振袖は、未婚女性の第一礼装です。成人式で二十歳を迎えた女性が着用している他、結婚式の披露宴で招待客の若い女性や、あるいは新婦が着ていることがあります。ひと昔前なら、未婚女性のお見合い時の礼装としても好まれました。
袖が大、中、小と長さが異なり、袖が長いほど豪華さも引き立ちます。せっかく持っているのなら、成人式の後、結婚式だけでなくちょっとしたパーティにも積極的に着用していくと、注目を浴びてとても喜ばれますし、海外からのお客様にも褒められます。パーティでは、食べ物をこぼしたりしないか心配になるでしょう。実は着物時に食事で食べ物や飲み物をこぼしてしまう危険は、洋服の時とあまり変わりません。それほど神経質にならず、食事を楽しんで大丈夫です。とは言え綺麗な着物を汚したくない気持ちは当然です。最近はレースでできた優雅な前掛けもありますから、前を覆って隠せるものを持参すると良いでしょう。

お値段はピンからキリまでさまざま

気になるお値段は、実はピンからキリまであります。友禅などで一からオーダーメイドで作る場合は、数百万円かかることもあります。そこまでお値段をかけられない人の方が多いでしょう。オーダーメイドでなく既製品で良ければもう少し安価で手に入ります。最近は、リサイクル着物ショップで中古のものが手に入るようになりました。

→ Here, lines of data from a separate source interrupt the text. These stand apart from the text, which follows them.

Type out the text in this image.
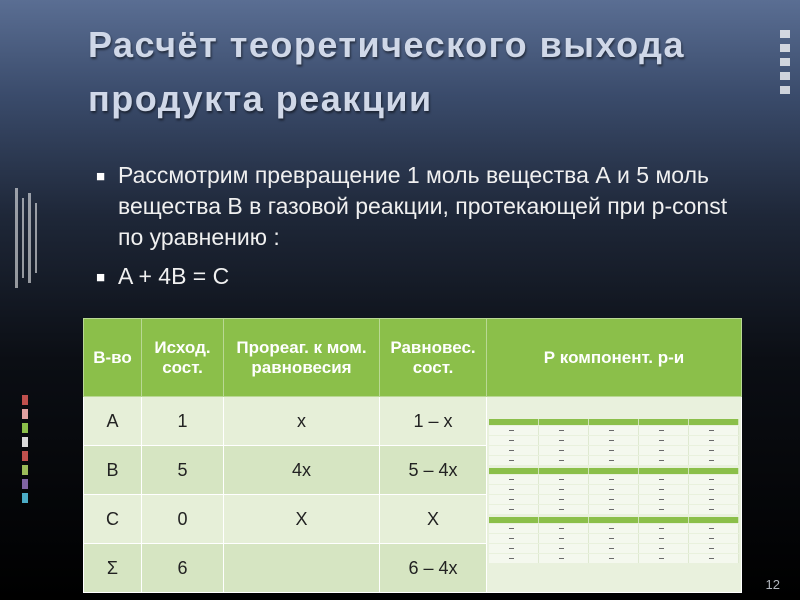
Расчёт теоретического выхода продукта реакции
■ Рассмотрим превращение 1 моль вещества А и 5 моль вещества В в газовой реакции, протекающей при р-const по уравнению :
■ A + 4B = C
В-во	Исход. сост.	Прореаг. к мом. равновесия	Равновес. сост.	Р компонент. р-и
A	1	x	1 – x	

B	5	4x	5 – 4x	
C	0	X	X	
Σ	6		6 – 4x	
12
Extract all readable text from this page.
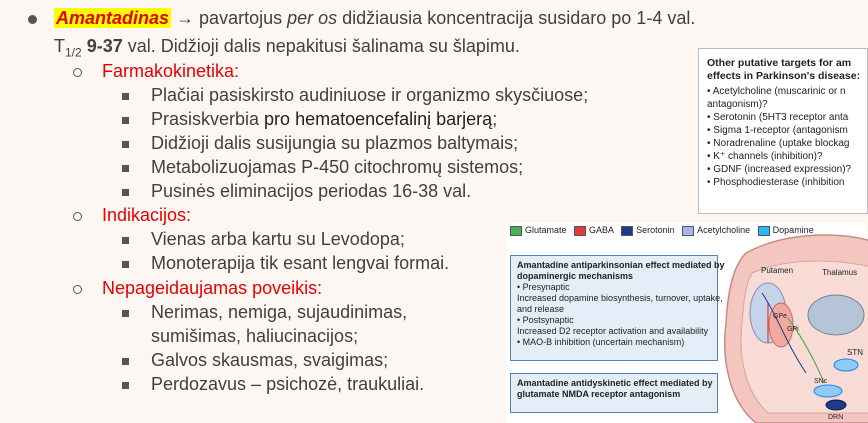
Amantadinas → pavartojus per os didžiausia koncentracija susidaro po 1-4 val.
$T_{1/2}$ 9-37 val. Didžioji dalis nepakitusi šalinama su šlapimu.
Farmakokinetika:
Plačiai pasiskirsto audiniuose ir organizmo skysčiuose;
Prasiskverbia pro hematoencefalinį barjerą;
Didžioji dalis susijungia su plazmos baltymais;
Metabolizuojamas P-450 citochromų sistemos;
Pusinės eliminacijos periodas 16-38 val.
Indikacijos:
Vienas arba kartu su Levodopa;
Monoterapija tik esant lengvai formai.
Nepageidaujamas poveikis:
Nerimas, nemiga, sujaudinimas,
sumišimas, haliucinacijos;
Galvos skausmas, svaigimas;
Perdozavus – psichozė, traukuliai.
Other putative targets for am
effects in Parkinson's disease:
• Acetylcholine (muscarinic or n
antagonism)?
• Serotonin (5HT3 receptor anta
• Sigma 1-receptor (antagonism
• Noradrenaline (uptake blockag
• K⁺ channels (inhibition)?
• GDNF (increased expression)?
• Phosphodiesterase (inhibition
Glutamate	GABA	Serotonin	Acetylcholine	Dopamine
Putamen	Thalamus
GPe
GPi
STN
SNc
DRN
Amantadine antiparkinsonian effect mediated by
dopaminergic mechanisms
• Presynaptic
Increased dopamine biosynthesis, turnover, uptake,
and release
• Postsynaptic
Increased D2 receptor activation and availability
• MAO-B inhibition (uncertain mechanism)
Amantadine antidyskinetic effect mediated by
glutamate NMDA receptor antagonism
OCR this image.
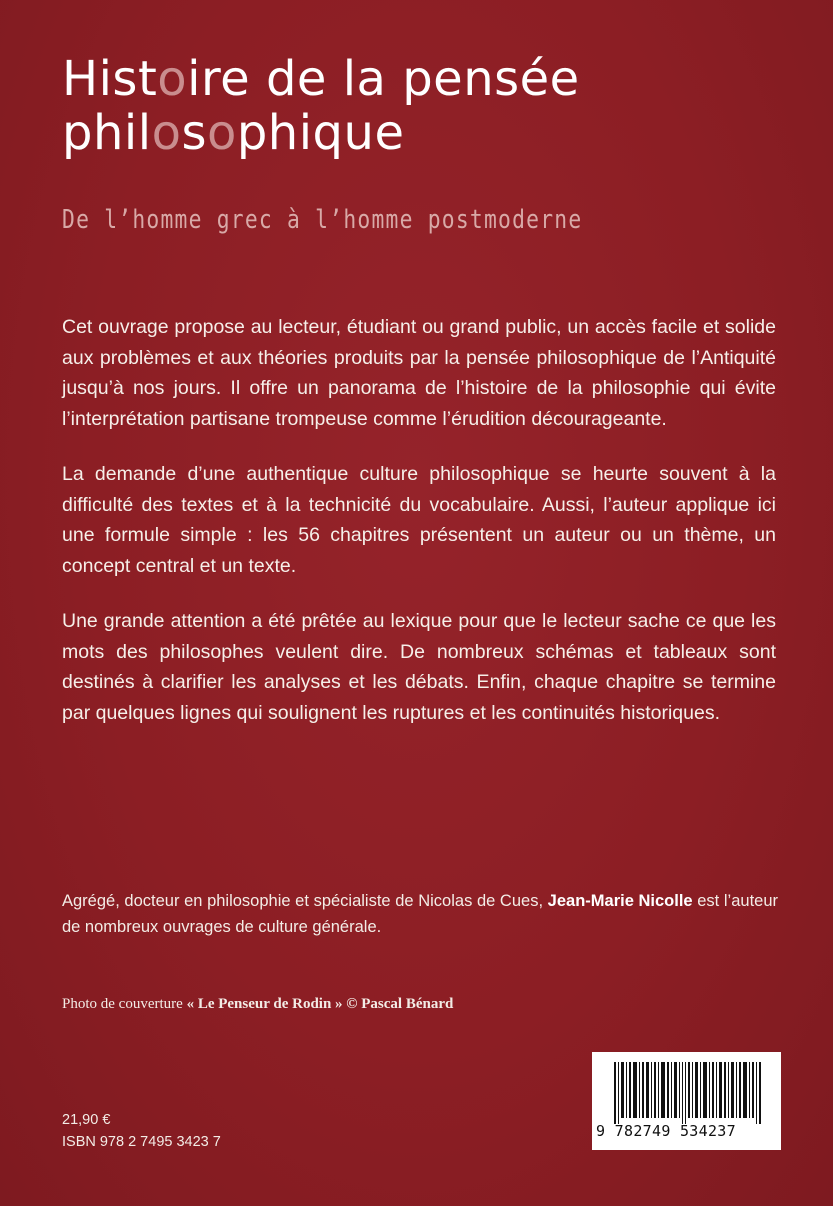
Histoire de la pensée
philosophique
De l’homme grec à l’homme postmoderne

Cet ouvrage propose au lecteur, étudiant ou grand public, un accès facile et solide aux problèmes et aux théories produits par la pensée philosophique de l’Antiquité jusqu’à nos jours. Il offre un panorama de l’histoire de la philosophie qui évite l’interprétation partisane trompeuse comme l’érudition décourageante.

La demande d’une authentique culture philosophique se heurte souvent à la difficulté des textes et à la technicité du vocabulaire. Aussi, l’auteur applique ici une formule simple : les 56 chapitres présentent un auteur ou un thème, un concept central et un texte.

Une grande attention a été prêtée au lexique pour que le lecteur sache ce que les mots des philosophes veulent dire. De nombreux schémas et tableaux sont destinés à clarifier les analyses et les débats. Enfin, chaque chapitre se termine par quelques lignes qui soulignent les ruptures et les continuités historiques.

Agrégé, docteur en philosophie et spécialiste de Nicolas de Cues, Jean-Marie Nicolle est l’auteur de nombreux ouvrages de culture générale.

Photo de couverture « Le Penseur de Rodin » © Pascal Bénard
21,90 €
ISBN 978 2 7495 3423 7
9 782749 534237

着てみたい、憧れてはいるけれど、振袖の若々しすぎる色や柄がちょっと苦手、と思う人でも、リサイクルショップでは、ひと昔前のものが手に入りやすいので、色や柄が若すぎず、二十歳をだいぶ超えた人でも気後れせず着用しやすいという利点があります。ただし中古ですので、傷み、汚れは免れないことが多いです。神経質な人はきちんとチェックして、自分で修繕できそうなら思い切って購入すると良いでしょう。

既婚者だけど、最近はルールが緩いから大丈夫?

和装において、ミスの第一礼装とミセスの第一礼装はまったく異なり、これは絶対ルールと言われてきました。しかし時代と共にこのルールもかなり緩くなっており、TPOによりますが、未婚女性でも黒留袖を、ドレスアップのために着用するという事もあります。反対に既婚女性だけど振袖を着て大丈夫という場も増えてきています。二十歳の女性が着るような若々しい色と柄ではちょっと気が引ける、という場合、少しおとなしい色と柄のものを選ぶとよいでしょう。現代のように派手な柄になる前、明治や昭和初期はさまざまな色柄があり、中には普段着と大差ない柄のものもありました。骨董市やアンティークショップで状態のよい中古のものが見つかることがありますから、機会があれば探しに行くと良いでしょう。